Plenty of mountains to climb in Colorado, including The Rockpile
I had heard rumors of rude Rockies fans, but I didn't encounter any problems whatsoever. Perhaps it was because I had so many of my Sox fan brethren around me at all times - Sox fans were everywhere. I even saw a few people that I call the "Lost Cubs fans". You've seen these people too: they show up at non-City Series Sox games in full Cubs regalia. I am not sure what these people are doing: did they buy a ticket for "Chicago vs. Colorado" only to discover that it is the Sox and not the Cubs? Do they even know or care that the Cubs aren't playing, or are they just there for the beer? As for the beer, there was indeed Coors and Coors Light, but also plenty of Budweiser taps. You would think that naming rights to the stadium would allow Coors to make sure no Bud is served, but there's plenty of Bud at Coors. The food at Coors was standard ballpark fare, and the brats couldn't measure up to the brats at The Cell.
"Is my team playing? Do I even care?"
As for the game, I was concerned when I saw the Sox's lineup, with no Konerko, no AJ and no Q, and Dunn not only in the game playing first, but batting third, up from the five hole. After Tulo beat Peavy in a long at bat for a three run homer in the bottom of the first, I told the people around me that it was going to take a long time for the Sox to make up those runs. It did indeed, but the wait was worth it in the end.
Do not expect scientifically accurate dinosaur reproductions in Colorado - the Field Museum has much better ones.

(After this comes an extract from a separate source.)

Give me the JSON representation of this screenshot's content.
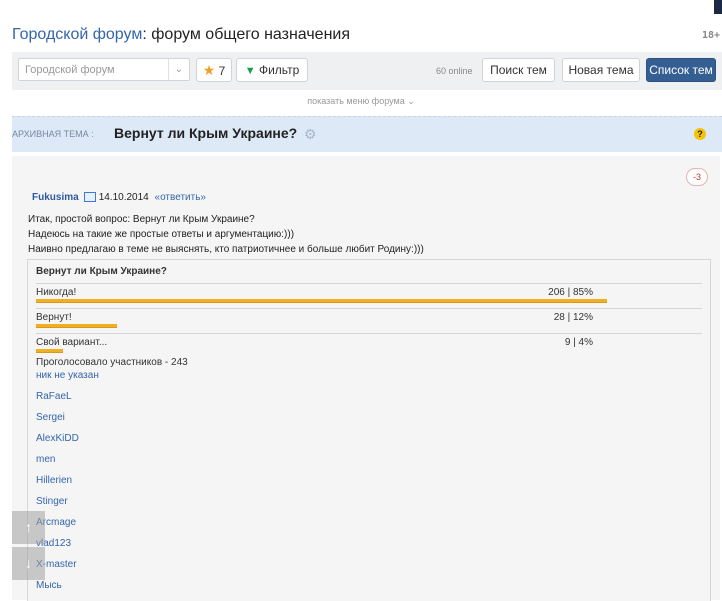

I will avoid spoiling the good mood of the day, the game and this write-up by keeping my frustrations with Adam Dunn mostly to myself, except to point out that, through the Sox's first 6 innings, his bat had accounted for 5 of 18 Sox outs by lining into a double play, popping up, and grounding into a double play. At least he's actually making contact and hitting the ball into fair territory - that's a step forward. He even faced a lefty reliever and achieved the sole positive result he's showed us he can do versus a lefty on occasion: he walked. I would have pulled Dunn before the at bat, but fortunately Ozzie pulled him afterwards and that set in motion a chain of substitutions that eventually saw our three best current hitters (Paulie, AJ and Q) get into the game and the offense finally get into gear. Coincidence?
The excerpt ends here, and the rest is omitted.